The whole of it was designed around what already existed. Around tracks, because all other CD images used tracks. Around LBAs, because all other disk images used LBA.

But this is not how media works.

A CD can have negative sectors. No image had them. Therefore AaruFormat didn’t support them.

And tracks are a logical construct, copy protections usually violate. Again AaruFormat depends on tracks.

People want to archive things now. Big disks. AaruFormat was not designed to store 1Tb of data.

Floppies, old hard disks, they do not use LBAs.

This is my fault. I know. I didn’t do a good enough job at the time.

Industrial revolution: Errors found, the infrastructure needs to be destroyed. Aaru 5.3 LTS

I’ve studied the problems. And I have the solutions.

But it requires to take out a lot.

New buildings require old buildings to be demolished.

But there’s still people that are, and need, to use Aaru, even with its current limitations.

There comes: Aaru 5.3 Long Term Support

Yes, while there are known limitations, what Aaru does now, does well. And what needs to be fixed will be, for next version, 5.3.

And this will be last of an era.

I’m currently fixing all bugs I can. I’m testing all image formats, creation, conversion, etc.

All that is currently implemented is checked, twice, thrice, and more.

And when all is working well I will publish 5.3.

And it will be a Long Term Support, because, I guarantee you, that if you find any critical bug, that is not one that requires the new infrastructure, I will do a point fix relase, and the images will still be archival quality.

Coming into the modern age: The road to Aaru 6.0

Aaru 6.0 will have a long (undetermined) development time.

AaruFormat needs to be changed from the ground.

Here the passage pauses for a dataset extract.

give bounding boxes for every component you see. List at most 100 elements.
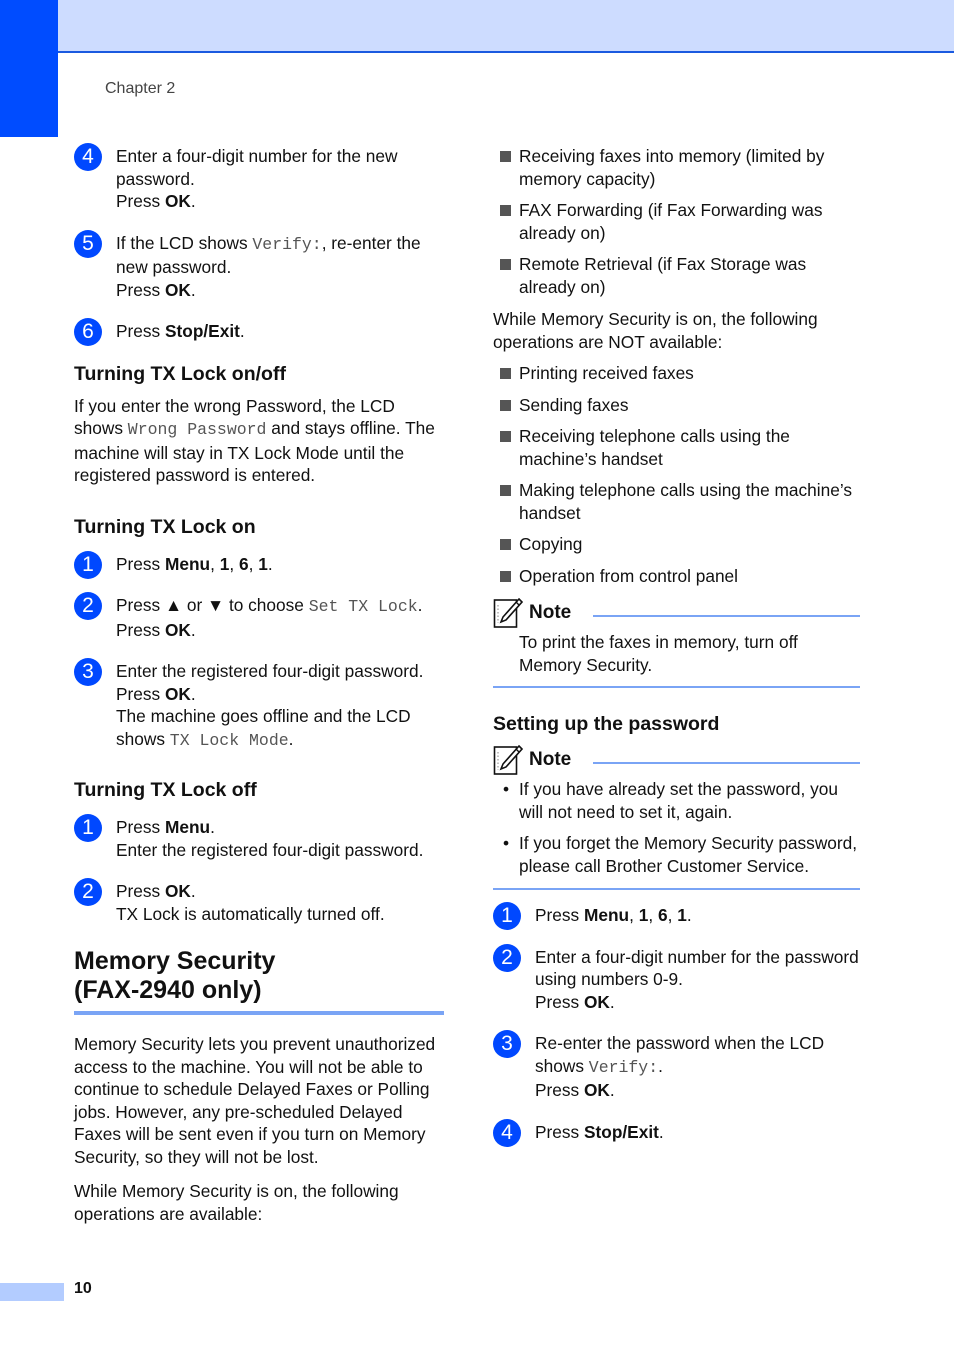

V2 is designed but it needs to be implemented.

All plugins, interfaces, filesystems, images, need to change, to support how real media is, not how all formats thought it was.

And even if I get full funding (that I have not yet gotten, so this is a good time to go to my Patreon as any) it would not come soon.

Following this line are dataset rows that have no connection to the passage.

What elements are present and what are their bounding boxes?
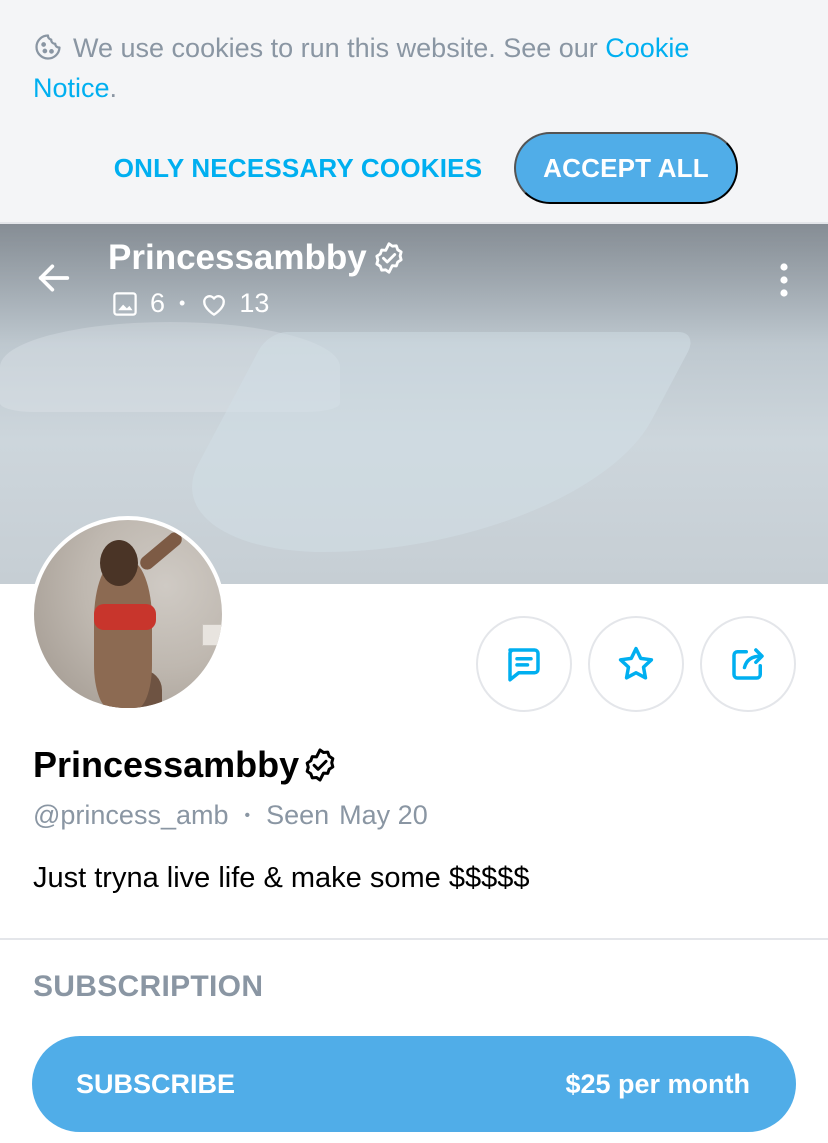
subscribe-button[interactable]: SUBSCRIBE $25 per month — [32, 1036, 796, 1132]
last-seen-date: May 20 — [339, 800, 428, 830]
section-divider — [0, 938, 828, 940]
accept-all-button[interactable]: ACCEPT ALL — [514, 132, 738, 204]
share-icon — [732, 648, 764, 680]
heart-icon — [203, 294, 226, 316]
avatar-background-detail — [202, 624, 222, 646]
cookie-text-end: . — [109, 73, 118, 103]
image-icon — [113, 291, 137, 316]
cookie-notice-text: We use cookies to run this website. See … — [33, 28, 773, 108]
header-stats: 6 • 13 — [110, 288, 269, 319]
message-button[interactable] — [476, 616, 572, 712]
subscription-price: $25 per month — [565, 1068, 750, 1099]
only-necessary-cookies-button[interactable]: ONLY NECESSARY COOKIES — [110, 134, 486, 202]
cookie-text: We use cookies to run this website. See … — [73, 33, 598, 63]
subscribe-label: SUBSCRIBE — [76, 1068, 236, 1099]
media-count: 6 — [150, 288, 166, 318]
subscription-heading: SUBSCRIPTION — [33, 970, 264, 1003]
profile-bio: Just tryna live life & make some $$$$$ — [33, 862, 530, 894]
profile-name-text: Princessambby — [33, 744, 300, 785]
separator-dot: • — [179, 293, 186, 313]
separator-dot: • — [244, 806, 251, 824]
more-options-icon[interactable] — [776, 262, 792, 298]
verified-badge-icon — [305, 748, 335, 782]
avatar-figure — [100, 540, 138, 586]
header-name-text: Princessambby — [108, 238, 367, 277]
profile-name: Princessambby — [33, 744, 339, 786]
cookie-icon — [35, 34, 61, 60]
likes-count: 13 — [239, 288, 270, 318]
add-to-favorites-button[interactable] — [588, 616, 684, 712]
avatar[interactable] — [30, 516, 226, 712]
verified-badge-icon — [375, 242, 403, 274]
share-button[interactable] — [700, 616, 796, 712]
star-icon — [618, 646, 654, 680]
profile-meta: @princess_amb • Seen May 20 — [33, 800, 428, 831]
avatar-figure — [94, 604, 156, 630]
cookie-banner: We use cookies to run this website. See … — [0, 0, 828, 224]
message-icon — [508, 648, 540, 682]
back-arrow-icon[interactable] — [34, 258, 74, 298]
header-profile-name: Princessambby — [108, 238, 407, 278]
avatar-figure — [137, 529, 185, 573]
username: @princess_amb — [33, 800, 229, 830]
seen-label: Seen — [266, 800, 330, 830]
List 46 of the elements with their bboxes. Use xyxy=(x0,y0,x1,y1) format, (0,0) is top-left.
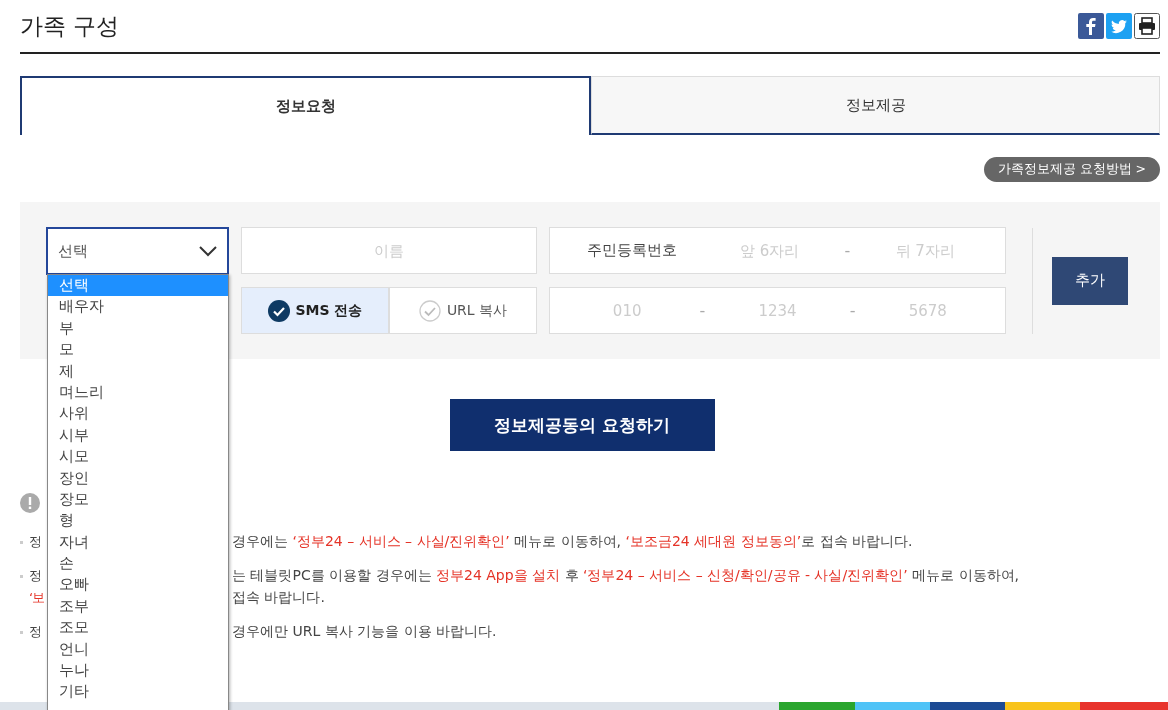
dropdown-option[interactable]: 조부 xyxy=(48,595,228,618)
separator: - xyxy=(843,241,852,260)
dropdown-option[interactable]: 언니 xyxy=(48,638,228,661)
page-title: 가족 구성 xyxy=(20,11,120,41)
notice-text: 정 xyxy=(29,534,41,549)
dropdown-option[interactable]: 장모 xyxy=(48,488,228,511)
check-circle-icon xyxy=(267,299,290,322)
notice-text: 정 xyxy=(29,568,41,583)
facebook-icon[interactable] xyxy=(1078,13,1104,39)
dropdown-option[interactable]: 시부 xyxy=(48,424,228,447)
notice-text: 접속 바랍니다. xyxy=(232,589,325,607)
separator: - xyxy=(698,301,707,320)
notice-text: 경우에만 URL 복사 기능을 이용 바랍니다. xyxy=(232,623,497,641)
dropdown-option[interactable]: 조모 xyxy=(48,617,228,639)
dropdown-option[interactable]: 사위 xyxy=(48,403,228,425)
dropdown-option[interactable]: 기타 xyxy=(48,681,228,703)
dropdown-option[interactable]: 부 xyxy=(48,317,228,340)
dropdown-option[interactable]: 오빠 xyxy=(48,574,228,596)
help-link-button[interactable]: 가족정보제공 요청방법 > xyxy=(983,157,1160,182)
resident-number-label: 주민등록번호 xyxy=(586,241,678,260)
add-button[interactable]: 추가 xyxy=(1051,256,1128,305)
dropdown-option[interactable]: 제 xyxy=(48,360,228,382)
chevron-down-icon xyxy=(199,245,217,257)
print-icon[interactable] xyxy=(1134,13,1160,39)
check-circle-icon xyxy=(418,299,441,322)
notice-text: 정 xyxy=(29,624,41,639)
notice-text: 경우에는 ‘정부24 – 서비스 – 사실/진위확인’ 메뉴로 이동하여, ‘보조금24 세대원 정보동의’로 접속 바랍니다. xyxy=(232,533,913,551)
notice-text: ‘보 xyxy=(29,590,45,605)
dropdown-option[interactable]: 장인 xyxy=(48,467,228,489)
tab[interactable]: 정보요청 xyxy=(20,76,591,135)
dropdown-option[interactable]: 모 xyxy=(48,339,228,361)
dropdown-option[interactable]: 시모 xyxy=(48,446,228,468)
notice-text: 는 테블릿PC를 이용할 경우에는 정부24 App을 설치 후 ‘정부24 – 서비스 – 신청/확인/공유 - 사실/진위확인’ 메뉴로 이동하여, xyxy=(232,567,1019,585)
send-option[interactable]: URL 복사 xyxy=(389,287,537,334)
tab[interactable]: 정보제공 xyxy=(591,76,1160,135)
dropdown-option[interactable]: 누나 xyxy=(48,660,228,682)
dropdown-option[interactable]: 손 xyxy=(48,553,228,575)
dropdown-option[interactable]: 배우자 xyxy=(48,296,228,318)
relation-select[interactable]: 선택 xyxy=(46,227,229,275)
send-option[interactable]: SMS 전송 xyxy=(241,287,389,334)
dropdown-option[interactable]: 자녀 xyxy=(48,531,228,554)
alert-icon xyxy=(20,493,40,513)
dropdown-option[interactable]: 형 xyxy=(48,510,228,532)
request-consent-button[interactable]: 정보제공동의 요청하기 xyxy=(449,399,715,451)
separator: - xyxy=(848,301,857,320)
dropdown-option[interactable]: 며느리 xyxy=(48,381,228,404)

So while I work on Aaru 6.0, and I do breaking changes, that might TEMPORARILY affect the quality of dumps, Aaru 5.3 will still be there and supported with fixes.

Nonetheless after each major change of Aaru 6.0 I will publish beta releases. However use them at your own risk, unless I’ve specifically said “doing X the image will be good”, assume not, and use Aaru 5.3.

The Future

  • AaruFormat V2 with support for negative sectors, C/H/S addressable media, linearly (byte) addressable media, a portable C library usable by emulators (e.g. MAME), support for very big disks (tebibytes).
  • Mountable support. You could mount any supported image with any supported filesystem (read-only implementation, not just detection) on Linux and Windows.
  • Better support for AaruRemote. Including dumping from a Wii. Possibly other consoles as well.
  • A fully flegded GUI.
  • Image edition: changing the metadata of an image without converting.
  • Richer console support.
  • Multilanguage.
  • And many, many, many more.

Thanks for your confidence in me. Special thanks to:

  • Silas for his endless testing, even when it becomes an economical burden for him
  • Rebecca and Michael for their code contributions
  • Matt for his confidence on the quality compared to alternatives
  • Joseph and Robin for their input on museums needs
  • Jonas for his (still ongoing) help on being more open, less in the dark, kind of project
  • Noah for his massive economical support to get rare drives, and the confidence and friendship he gladly offered unasked for
  • Anubis, for kisses, paw giving, and looks, when I’m stuck on a stupid bug

Merry Yule and Better 2021 than any year before.